Si cette distance peut être parcourue en quelques heures durant la saison sèche, elle devient un véritable parcours du combattant dès les premières fortes précipitations. Bourbiers, ouadis en crue et portions de route fortement endommagées rendent la circulation extrêmement difficile. Dans certains cas, le trajet peut durer deux à trois jours, avec des véhicules immobilisés pendant de longues heures, voire plusieurs jours.
Cette situation a des répercussions importantes sur la vie quotidienne des populations. Les commerçants éprouvent d’énormes difficultés à acheminer leurs marchandises, entraînant une hausse des prix sur les marchés. Les malades, les femmes enceintes et les personnes en situation d’urgence voient également leur accès aux structures sanitaires compromis. Les organisations humanitaires, très présentes dans cette région qui accueille des réfugiés et des déplacés, font elles aussi face à de sérieux défis logistiques.

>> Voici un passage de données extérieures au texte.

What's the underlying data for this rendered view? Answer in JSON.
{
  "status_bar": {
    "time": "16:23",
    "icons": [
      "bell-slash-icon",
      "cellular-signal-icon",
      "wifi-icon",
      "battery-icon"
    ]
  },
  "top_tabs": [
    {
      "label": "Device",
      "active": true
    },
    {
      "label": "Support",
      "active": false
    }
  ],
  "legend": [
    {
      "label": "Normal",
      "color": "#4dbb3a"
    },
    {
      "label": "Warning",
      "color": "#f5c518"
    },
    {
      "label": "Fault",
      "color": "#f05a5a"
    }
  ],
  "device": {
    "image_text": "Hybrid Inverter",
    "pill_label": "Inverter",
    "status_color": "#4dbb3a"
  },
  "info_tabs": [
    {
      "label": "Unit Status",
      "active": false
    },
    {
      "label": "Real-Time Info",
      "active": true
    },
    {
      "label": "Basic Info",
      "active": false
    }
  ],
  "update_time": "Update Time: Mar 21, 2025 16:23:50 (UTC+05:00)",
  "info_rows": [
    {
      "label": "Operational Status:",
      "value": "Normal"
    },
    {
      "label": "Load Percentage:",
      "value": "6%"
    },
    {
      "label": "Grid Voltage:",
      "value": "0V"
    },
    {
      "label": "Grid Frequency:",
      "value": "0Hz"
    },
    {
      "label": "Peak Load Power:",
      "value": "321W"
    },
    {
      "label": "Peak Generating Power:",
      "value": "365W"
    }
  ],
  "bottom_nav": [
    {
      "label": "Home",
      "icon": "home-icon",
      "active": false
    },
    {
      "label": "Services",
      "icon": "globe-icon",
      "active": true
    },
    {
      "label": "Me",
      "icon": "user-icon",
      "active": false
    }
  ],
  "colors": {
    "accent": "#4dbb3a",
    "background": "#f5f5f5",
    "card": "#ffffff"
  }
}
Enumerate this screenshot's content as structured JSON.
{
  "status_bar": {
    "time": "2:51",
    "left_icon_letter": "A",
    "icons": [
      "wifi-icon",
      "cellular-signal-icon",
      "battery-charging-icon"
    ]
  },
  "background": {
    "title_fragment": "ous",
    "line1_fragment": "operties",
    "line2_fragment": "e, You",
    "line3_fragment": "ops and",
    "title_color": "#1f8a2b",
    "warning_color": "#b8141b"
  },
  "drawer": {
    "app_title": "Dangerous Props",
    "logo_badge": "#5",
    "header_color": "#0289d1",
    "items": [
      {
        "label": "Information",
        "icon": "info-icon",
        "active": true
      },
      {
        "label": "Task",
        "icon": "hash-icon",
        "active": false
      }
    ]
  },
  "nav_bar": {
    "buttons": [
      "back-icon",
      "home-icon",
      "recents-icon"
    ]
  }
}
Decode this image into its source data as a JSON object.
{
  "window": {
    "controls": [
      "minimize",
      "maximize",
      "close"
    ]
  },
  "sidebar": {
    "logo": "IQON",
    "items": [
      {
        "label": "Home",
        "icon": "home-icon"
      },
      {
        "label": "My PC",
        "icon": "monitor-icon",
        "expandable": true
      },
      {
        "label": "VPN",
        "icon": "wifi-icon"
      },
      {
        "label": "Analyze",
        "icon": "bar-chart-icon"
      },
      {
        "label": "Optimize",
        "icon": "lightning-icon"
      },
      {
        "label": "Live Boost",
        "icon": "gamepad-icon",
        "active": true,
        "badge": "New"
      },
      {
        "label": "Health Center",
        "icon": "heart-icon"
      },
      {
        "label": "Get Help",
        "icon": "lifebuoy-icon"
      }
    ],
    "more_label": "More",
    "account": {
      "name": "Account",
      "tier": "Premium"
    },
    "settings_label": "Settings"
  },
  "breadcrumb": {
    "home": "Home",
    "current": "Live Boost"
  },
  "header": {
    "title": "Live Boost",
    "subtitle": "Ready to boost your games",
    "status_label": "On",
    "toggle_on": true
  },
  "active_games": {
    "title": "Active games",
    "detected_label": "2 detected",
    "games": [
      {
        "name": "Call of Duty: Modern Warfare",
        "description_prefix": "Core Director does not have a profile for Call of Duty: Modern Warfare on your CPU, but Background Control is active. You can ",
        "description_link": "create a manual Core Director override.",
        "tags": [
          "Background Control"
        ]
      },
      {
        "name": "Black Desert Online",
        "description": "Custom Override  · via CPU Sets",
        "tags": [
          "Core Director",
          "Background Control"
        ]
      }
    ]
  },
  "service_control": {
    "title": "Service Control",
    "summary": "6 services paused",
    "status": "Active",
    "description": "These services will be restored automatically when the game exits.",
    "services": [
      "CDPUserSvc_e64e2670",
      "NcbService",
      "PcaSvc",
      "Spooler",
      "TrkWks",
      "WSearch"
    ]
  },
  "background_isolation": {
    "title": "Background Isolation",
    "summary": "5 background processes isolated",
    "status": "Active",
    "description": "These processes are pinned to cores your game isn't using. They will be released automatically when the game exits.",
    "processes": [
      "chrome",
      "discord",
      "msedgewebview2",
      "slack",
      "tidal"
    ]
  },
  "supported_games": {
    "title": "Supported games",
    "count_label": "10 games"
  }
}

Pour de nombreux habitants, cette route constitue le principal lien entre le Sila et le reste du pays. Son impraticabilité saisonnière accentue l’enclavement de la province et freine les activités économiques ainsi que l’accès aux services essentiels.
À quelques jours de l’installation des pluies, les populations espèrent des mesures rapides des autorités afin de limiter les conséquences de cette situation récurrente. En attendant d’éventuels travaux d’aménagement, beaucoup se préparent une nouvelle fois à affronter plusieurs mois de difficultés, dans l’espoir que cette saison ne soit pas plus éprouvante que les précédentes.